My question is, how do I keep it fair?
To explain: Obviously you can't just say, what happens if you go 2km/h faster than normal into the wind and rest when it's behind you. You can't say this because you might be assuming a power output that is impossible.
So obviously I want to model different power levels through different parts of the course.
Obviously even power over the full course is easy because we can just use a set power that's already measured. But if I say let's put more power into the headwinds and less into the tailwinds (or hills or whatever), how much more power can I assume?
Should I ensure that average power is equal to the measured 20 minute power (assuming a 20 minute TT) or should I ensure that normalised power is equal to 20MP?
Remembering of course that I must keep in line with the rest of the power curve. I.e. just because normalised and average power are below benchmark, doesn't mean I can model an output of 10 second power being put in for 1 minute without break.
- Alex Simmons/RST
- Posts: 4388
- Joined: Fri May 02, 2008 3:51 pm
http://groups.google.com/group/wattage/ ... 913f77ebb/
I have already developed the models to both quantify optimal TT pacing and to provide strategic advice as to how best to attack a given course.

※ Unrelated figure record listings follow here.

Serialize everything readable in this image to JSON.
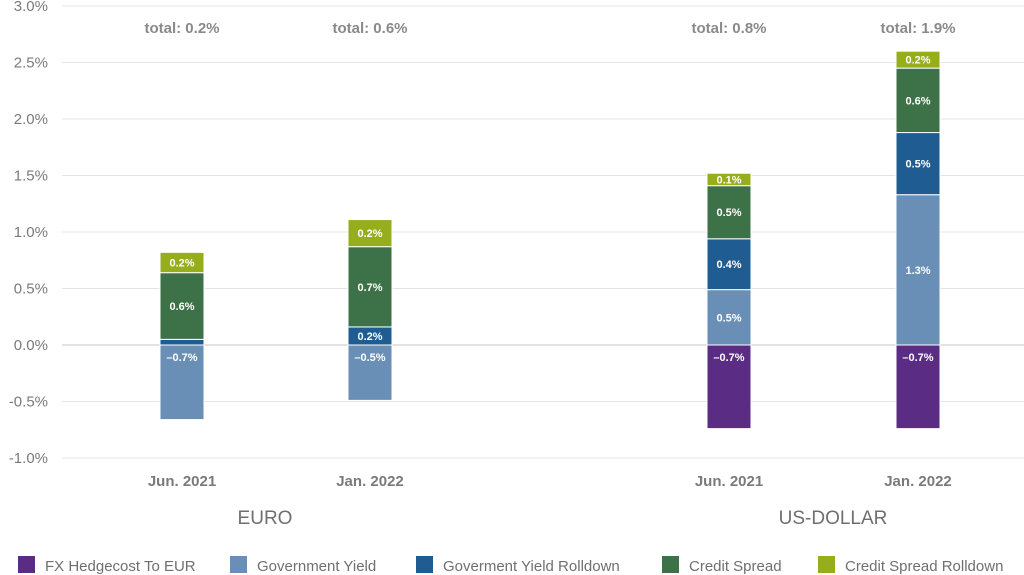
{
  "chart_data": {
    "type": "bar",
    "stacked": true,
    "ylim": [
      -1.0,
      3.0
    ],
    "yticks": [
      -1.0,
      -0.5,
      0.0,
      0.5,
      1.0,
      1.5,
      2.0,
      2.5,
      3.0
    ],
    "ytick_labels": [
      "-1.0%",
      "-0.5%",
      "0.0%",
      "0.5%",
      "1.0%",
      "1.5%",
      "2.0%",
      "2.5%",
      "3.0%"
    ],
    "grid": true,
    "legend_position": "bottom",
    "groups": [
      "EURO",
      "US-DOLLAR"
    ],
    "categories": [
      "Jun. 2021",
      "Jan. 2022",
      "Jun. 2021",
      "Jan. 2022"
    ],
    "category_group": [
      0,
      0,
      1,
      1
    ],
    "totals": [
      "total: 0.2%",
      "total: 0.6%",
      "total: 0.8%",
      "total: 1.9%"
    ],
    "series": [
      {
        "name": "FX Hedgecost To EUR",
        "color": "#5b2c83",
        "values": [
          0,
          0,
          -0.74,
          -0.74
        ],
        "labels": [
          "",
          "",
          "–0.7%",
          "–0.7%"
        ]
      },
      {
        "name": "Government Yield",
        "color": "#6a8fb6",
        "values": [
          -0.66,
          -0.49,
          0.49,
          1.33
        ],
        "labels": [
          "–0.7%",
          "–0.5%",
          "0.5%",
          "1.3%"
        ]
      },
      {
        "name": "Goverment Yield Rolldown",
        "color": "#1f5c91",
        "values": [
          0.05,
          0.16,
          0.45,
          0.55
        ],
        "labels": [
          "",
          "0.2%",
          "0.4%",
          "0.5%"
        ]
      },
      {
        "name": "Credit Spread",
        "color": "#3d7147",
        "values": [
          0.59,
          0.71,
          0.47,
          0.57
        ],
        "labels": [
          "0.6%",
          "0.7%",
          "0.5%",
          "0.6%"
        ]
      },
      {
        "name": "Credit Spread Rolldown",
        "color": "#96ad1c",
        "values": [
          0.18,
          0.24,
          0.11,
          0.15
        ],
        "labels": [
          "0.2%",
          "0.2%",
          "0.1%",
          "0.2%"
        ]
      }
    ]
  }
}
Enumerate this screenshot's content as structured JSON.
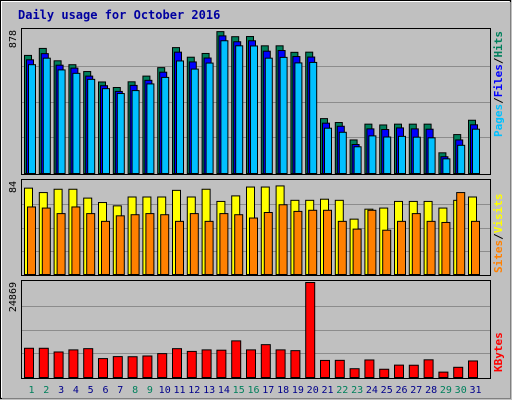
{
  "chart_data": {
    "type": "bar",
    "title": "Daily usage for October 2016",
    "days": [
      "1",
      "2",
      "3",
      "4",
      "5",
      "6",
      "7",
      "8",
      "9",
      "10",
      "11",
      "12",
      "13",
      "14",
      "15",
      "16",
      "17",
      "18",
      "19",
      "20",
      "21",
      "22",
      "23",
      "24",
      "25",
      "26",
      "27",
      "28",
      "29",
      "30",
      "31"
    ],
    "weekend_days": [
      "1",
      "2",
      "8",
      "9",
      "15",
      "16",
      "22",
      "23",
      "29",
      "30"
    ],
    "panels": [
      {
        "id": "hits-files-pages",
        "max_label": "878",
        "ylim": [
          0,
          878
        ],
        "series": [
          {
            "name": "Hits",
            "color": "#00805c",
            "values": [
              725,
              768,
              692,
              668,
              626,
              562,
              528,
              563,
              598,
              650,
              773,
              714,
              737,
              871,
              840,
              841,
              784,
              784,
              744,
              745,
              337,
              313,
              206,
              303,
              298,
              303,
              303,
              303,
              127,
              239,
              327
            ]
          },
          {
            "name": "Files",
            "color": "#0000ff",
            "values": [
              698,
              736,
              665,
              647,
              598,
              539,
              504,
              541,
              572,
              622,
              745,
              685,
              709,
              845,
              809,
              815,
              751,
              755,
              718,
              715,
              309,
              290,
              178,
              274,
              270,
              280,
              274,
              272,
              103,
              206,
              299
            ]
          },
          {
            "name": "Pages",
            "color": "#00c0ff",
            "values": [
              668,
              708,
              636,
              615,
              578,
              521,
              491,
              509,
              550,
              590,
              691,
              641,
              678,
              815,
              784,
              783,
              708,
              713,
              679,
              682,
              278,
              253,
              164,
              231,
              224,
              228,
              223,
              219,
              90,
              173,
              272
            ]
          }
        ]
      },
      {
        "id": "visits-sites",
        "max_label": "84",
        "ylim": [
          0,
          84
        ],
        "series": [
          {
            "name": "Visits",
            "color": "#ffff00",
            "values": [
              78,
              74,
              77,
              77,
              69,
              65,
              62,
              70,
              70,
              70,
              76,
              70,
              77,
              66,
              71,
              79,
              79,
              80,
              67,
              67,
              68,
              67,
              50,
              59,
              60,
              66,
              66,
              66,
              60,
              67,
              70
            ]
          },
          {
            "name": "Sites",
            "color": "#ff8000",
            "values": [
              61,
              60,
              55,
              61,
              55,
              48,
              53,
              54,
              55,
              54,
              48,
              55,
              48,
              55,
              54,
              51,
              56,
              63,
              57,
              58,
              58,
              48,
              41,
              58,
              40,
              48,
              55,
              48,
              47,
              74,
              48
            ]
          }
        ]
      },
      {
        "id": "kbytes",
        "max_label": "24869",
        "ylim": [
          0,
          24869
        ],
        "series": [
          {
            "name": "KBytes",
            "color": "#ff0000",
            "values": [
              7650,
              7650,
              6680,
              7230,
              7550,
              4950,
              5470,
              5440,
              5630,
              6250,
              7550,
              6830,
              7230,
              7150,
              9590,
              7230,
              8600,
              7230,
              7030,
              24869,
              4470,
              4490,
              2300,
              4590,
              2160,
              3240,
              3210,
              4630,
              1410,
              2670,
              4330
            ]
          }
        ]
      }
    ],
    "legend_right": {
      "top": [
        "Pages",
        "Files",
        "Hits"
      ],
      "middle": [
        "Sites",
        "Visits"
      ],
      "bottom": [
        "KBytes"
      ]
    }
  },
  "colors": {
    "background": "#c0c0c0",
    "weekday_label": "#00008b",
    "weekend_label": "#00805c",
    "hits": "#00805c",
    "files": "#0000ff",
    "pages": "#00c0ff",
    "visits": "#ffff00",
    "sites": "#ff8000",
    "kbytes": "#ff0000"
  }
}
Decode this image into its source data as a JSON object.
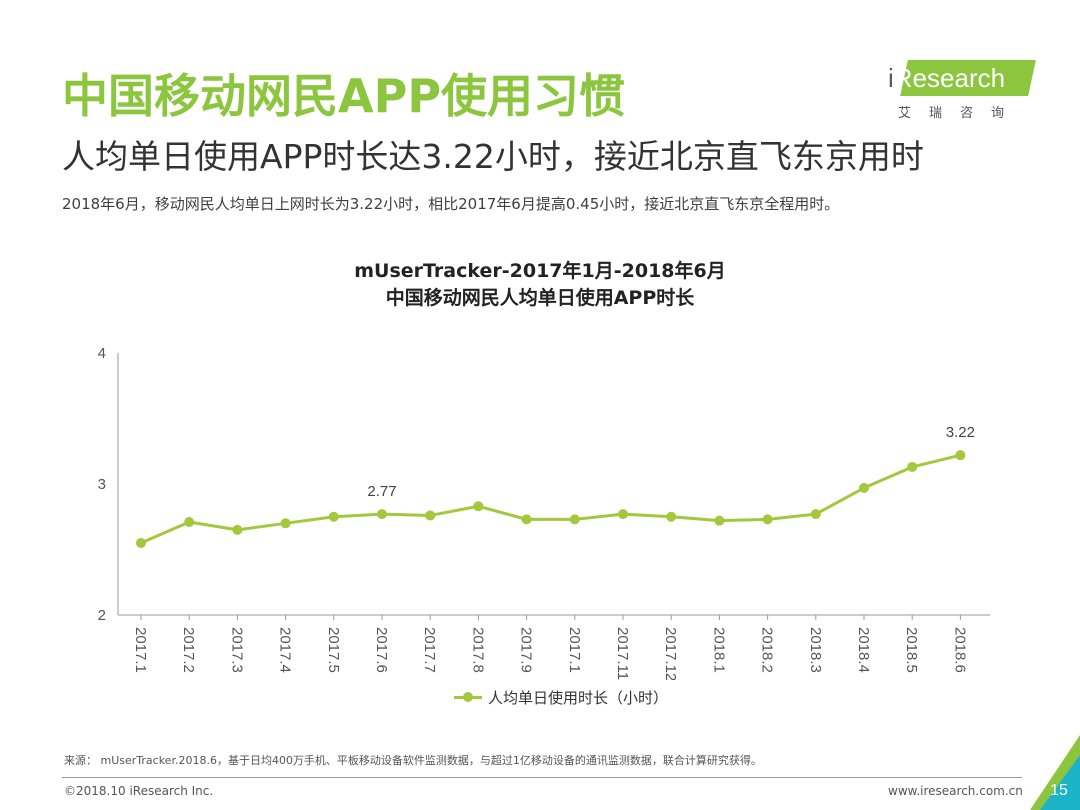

I provide this service already to athletes around the world.
For TTs, using Normalised Power is a very good global constraint in my opinion, however in events such as Ironman and Half Ironman, it makes even more sense to use a global TSS constraint.
If you build your models correctly, you will find that a global NP contraint does a very good job of dealing with local maxima anyway, such that short duration power limits are generally not required as additional constraints in the modelling. One of the tricks of course is getting the model to correctly calculate NP. It's not such an easy problem to solve.